How this color appears to viewers with the four major color-vision-deficiency types. Computed via the Machado (2009) physiologically-based model. If a tile matches the original, the color reads the same to that viewer.

#d42895
Original
#466298
Protanopia
#797f91
Deuteranopia
#e31d5d
Tritanopia
#545454
Achromatopsia
WCAG contrast

The color used as foreground text against pure white and pure black, with the contrast ratio and WCAG 2.1 grade. Aim for AA (4.5:1) for body text and AA Large (3:1) for 18 pt+ headlines; AAA (7:1) is the gold standard for long-form reading surfaces.

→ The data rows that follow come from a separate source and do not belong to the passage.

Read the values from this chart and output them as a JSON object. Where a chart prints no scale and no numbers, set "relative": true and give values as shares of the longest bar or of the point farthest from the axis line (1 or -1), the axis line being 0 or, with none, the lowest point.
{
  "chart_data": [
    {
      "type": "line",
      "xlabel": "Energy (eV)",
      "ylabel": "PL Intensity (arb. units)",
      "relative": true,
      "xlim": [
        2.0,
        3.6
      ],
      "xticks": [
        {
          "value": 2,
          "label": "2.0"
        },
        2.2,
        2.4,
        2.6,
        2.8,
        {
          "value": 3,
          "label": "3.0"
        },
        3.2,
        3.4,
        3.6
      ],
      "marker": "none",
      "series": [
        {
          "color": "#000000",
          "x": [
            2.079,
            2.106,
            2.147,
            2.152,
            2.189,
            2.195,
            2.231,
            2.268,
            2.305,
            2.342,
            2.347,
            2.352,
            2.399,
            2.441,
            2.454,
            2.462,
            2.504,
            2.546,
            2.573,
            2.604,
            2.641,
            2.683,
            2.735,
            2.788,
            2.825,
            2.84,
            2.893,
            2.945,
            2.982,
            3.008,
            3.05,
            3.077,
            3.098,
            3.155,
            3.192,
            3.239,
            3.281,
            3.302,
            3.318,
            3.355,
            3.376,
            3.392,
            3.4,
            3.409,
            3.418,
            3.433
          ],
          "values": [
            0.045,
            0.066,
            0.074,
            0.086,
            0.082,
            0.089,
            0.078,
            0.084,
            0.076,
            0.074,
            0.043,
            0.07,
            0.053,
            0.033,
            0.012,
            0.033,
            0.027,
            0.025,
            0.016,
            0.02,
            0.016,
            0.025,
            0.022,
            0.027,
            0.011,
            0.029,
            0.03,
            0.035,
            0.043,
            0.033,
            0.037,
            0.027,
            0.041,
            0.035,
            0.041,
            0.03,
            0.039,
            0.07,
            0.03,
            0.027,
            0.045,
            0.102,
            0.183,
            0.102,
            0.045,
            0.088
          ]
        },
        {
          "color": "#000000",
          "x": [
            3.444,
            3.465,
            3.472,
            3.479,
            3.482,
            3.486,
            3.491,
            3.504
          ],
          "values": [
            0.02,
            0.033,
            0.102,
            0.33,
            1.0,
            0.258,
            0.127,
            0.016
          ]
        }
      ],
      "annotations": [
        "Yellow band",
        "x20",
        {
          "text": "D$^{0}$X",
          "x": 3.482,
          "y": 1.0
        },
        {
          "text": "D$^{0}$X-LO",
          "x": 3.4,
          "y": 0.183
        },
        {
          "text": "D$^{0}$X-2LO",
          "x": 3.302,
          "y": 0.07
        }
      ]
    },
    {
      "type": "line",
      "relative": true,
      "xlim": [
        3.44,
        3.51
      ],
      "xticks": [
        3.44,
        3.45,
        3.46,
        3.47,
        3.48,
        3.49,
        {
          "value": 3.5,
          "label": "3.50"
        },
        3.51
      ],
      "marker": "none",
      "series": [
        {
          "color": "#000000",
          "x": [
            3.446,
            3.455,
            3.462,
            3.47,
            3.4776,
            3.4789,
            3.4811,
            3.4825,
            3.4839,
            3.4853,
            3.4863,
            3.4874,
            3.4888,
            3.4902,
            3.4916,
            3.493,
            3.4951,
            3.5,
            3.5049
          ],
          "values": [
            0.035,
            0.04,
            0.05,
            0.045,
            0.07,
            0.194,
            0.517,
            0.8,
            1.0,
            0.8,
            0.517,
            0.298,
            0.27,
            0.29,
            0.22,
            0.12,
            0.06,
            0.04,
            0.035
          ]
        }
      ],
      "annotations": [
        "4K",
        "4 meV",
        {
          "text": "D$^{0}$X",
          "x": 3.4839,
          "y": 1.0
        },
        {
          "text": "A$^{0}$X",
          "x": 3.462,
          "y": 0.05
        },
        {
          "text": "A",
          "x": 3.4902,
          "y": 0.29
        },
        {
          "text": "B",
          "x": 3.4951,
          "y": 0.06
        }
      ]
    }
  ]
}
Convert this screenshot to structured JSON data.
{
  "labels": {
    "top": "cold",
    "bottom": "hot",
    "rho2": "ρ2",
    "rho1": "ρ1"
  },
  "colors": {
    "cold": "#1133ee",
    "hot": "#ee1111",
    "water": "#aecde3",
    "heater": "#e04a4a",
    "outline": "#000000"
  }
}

The quick brown foxSample body text at normal size. The wcag minimum for body contrast is 4.5:1 (AA) or 7:1 (AAA).
AAon White
4.63:1
The quick brown foxSample body text at normal size. The wcag minimum for body contrast is 4.5:1 (AA) or 7:1 (AAA).
AAon Black
4.54:1

Wide gamut

Display P3 representation

The CSS Color 4 wide-gamut form of this color. Both swatches render the same color on every display — the P3 form only diverges from sRGB when a designer pushes channels outside sRGB's reach.

sRGB hex
sRGB hex
##D42895
Display P3
Display P3
color(display-p3 0.7644 0.2276 0.5716)
P3 has visible headroomOKLCH chroma 0.225

This color is chromatic enough that authoring it as P3 native (instead of clamping to sRGB) gives a perceptibly more saturated render on wide-gamut displays — modern Macs, iPhones, iPads, and most recent OLED laptops.